Despite banks in the United States making record profits, the world’s economy is still in dire straits. We recommend that you pull all your money out and convert it to Chinese RMB and then stuff it in your mattress today.
Shares in Societe Generale sank as much as 6% Wednesday after the French bank warned that it would take another 1.4 billion euros ($2.02 billion) of charges on risky mortgage assets, virtually wiping out its profit for the fourth quarter.
In a brief trading update, the bank said it had again marked down the value of its mortgage holdings to reflect rising loss rates on both prime and subprime loans.
The latest charge offset a solid performance in retail and private banking as well as a capital gain of around 600 million euros following the merger of the bank’s asset management arm with that of Credit Agricole (PARIS:FR:ACA) .SocGen (PARIS:FR:GLE) said it now expects to generate just a “slight profit” in the quarter. Analysts polled by Bloomberg had been expecting the bank to report net income of 850 million euros.

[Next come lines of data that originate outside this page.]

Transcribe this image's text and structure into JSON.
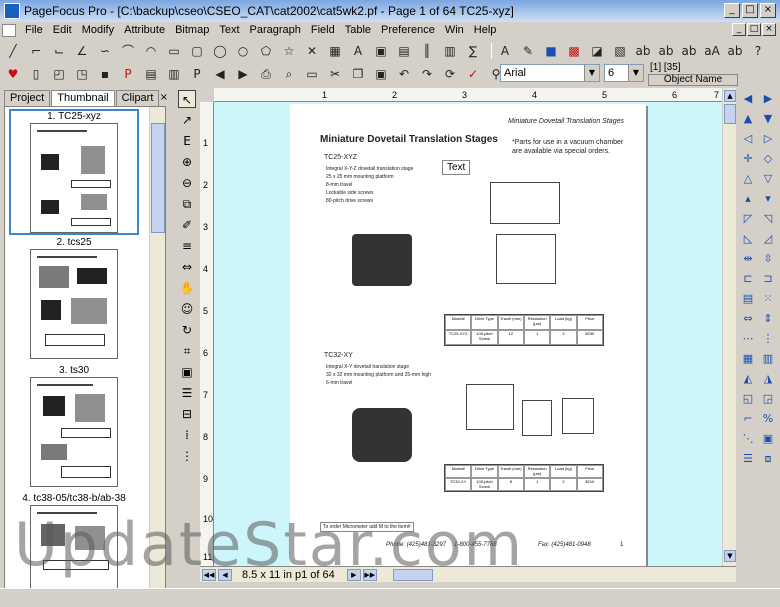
{
  "window": {
    "title": "PageFocus Pro - [C:\\backup\\cseo\\CSEO_CAT\\cat2002\\cat5wk2.pf - Page 1 of 64 TC25-xyz]",
    "minimize_label": "_",
    "maximize_label": "□",
    "close_label": "×"
  },
  "menubar": {
    "items": [
      "File",
      "Edit",
      "Modify",
      "Attribute",
      "Bitmap",
      "Text",
      "Paragraph",
      "Field",
      "Table",
      "Preference",
      "Win",
      "Help"
    ]
  },
  "format_toolbar": {
    "font": "Arial",
    "size": "6",
    "field_info": "[1] [35]",
    "object_name_label": "Object Name"
  },
  "left_panel": {
    "tabs": [
      "Project",
      "Thumbnail",
      "Clipart"
    ],
    "active_tab": "Thumbnail",
    "close_label": "×",
    "thumbnails": [
      {
        "label": "1. TC25-xyz"
      },
      {
        "label": "2. tcs25"
      },
      {
        "label": "3. ts30"
      },
      {
        "label": "4. tc38-05/tc38-b/ab-38"
      }
    ]
  },
  "rulers": {
    "horizontal": [
      "1",
      "2",
      "3",
      "4",
      "5",
      "6",
      "7"
    ],
    "vertical": [
      "1",
      "2",
      "3",
      "4",
      "5",
      "6",
      "7",
      "8",
      "9",
      "10",
      "11"
    ]
  },
  "page": {
    "header_right": "Miniature Dovetail Translation Stages",
    "title": "Miniature Dovetail Translation Stages",
    "note": "*Parts for use in a vacuum chamber are available via special orders.",
    "section1": "TC25-XYZ",
    "bullets1": [
      "Integral X-Y-Z dovetail translation stage",
      "25 x 25 mm mounting platform",
      "8-mm travel",
      "Lockable side screws",
      "80-pitch drive screws"
    ],
    "text_box": "Text",
    "spec1_headers": [
      "Model#",
      "Drive Type",
      "Travel (mm)",
      "Resolution (µm)",
      "Load (kg)",
      "Price"
    ],
    "spec1_row": [
      "TC25-XYZ",
      "100-pitch Screw",
      "12",
      "1",
      "2",
      "$230"
    ],
    "section2": "TC32-XY",
    "bullets2": [
      "Integral X-Y dovetail translation stage",
      "32 x 32 mm mounting platform and 25-mm high",
      "6-mm travel"
    ],
    "spec2_headers": [
      "Model#",
      "Drive Type",
      "Travel (mm)",
      "Resolution (µm)",
      "Load (kg)",
      "Price"
    ],
    "spec2_row": [
      "TC32-XY",
      "100-pitch Screw",
      "8",
      "1",
      "2",
      "$210"
    ],
    "order_box": "To order Micrometer add M to the item#",
    "phone": "Phone: (425)481-3297",
    "phone2": "1-800-455-7788",
    "fax": "Fax: (425)481-0948",
    "page_number": "1"
  },
  "status": {
    "page_info": "8.5 x 11 in p1 of 64"
  },
  "watermark": "UpdateStar.com"
}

Shares in SocGen, which is the first major European bank to provide a fourth-quarter trading update, fell 3.8% on Euronext’s Paris market, having dropped as much as 5.9% in early trading. The stock is up around 44% from a year ago, but is still down around 65% from its peak in early 2007.
Other European banks also declined Wednesday, with BNP Paribas (PARIS:FR:BNP) dropping 1.9% and UBS (SIX:CH:UBSN) (NYSE:UBS) losing 1.4%.
Fixed income slowsOn top of the latest mortgage charges, SocGen said it will take a 100 million euro hit from the changing valuation of credit defaults swaps. In addition, it expects to report a slowdown in earnings from corporate and investment banking, especially in the fixed-income side of the business.
The weaker result reflects both lower investor activity since November and less favorable market conditions, the bank said. However the unit has made a more encouraging start to 2010, it added.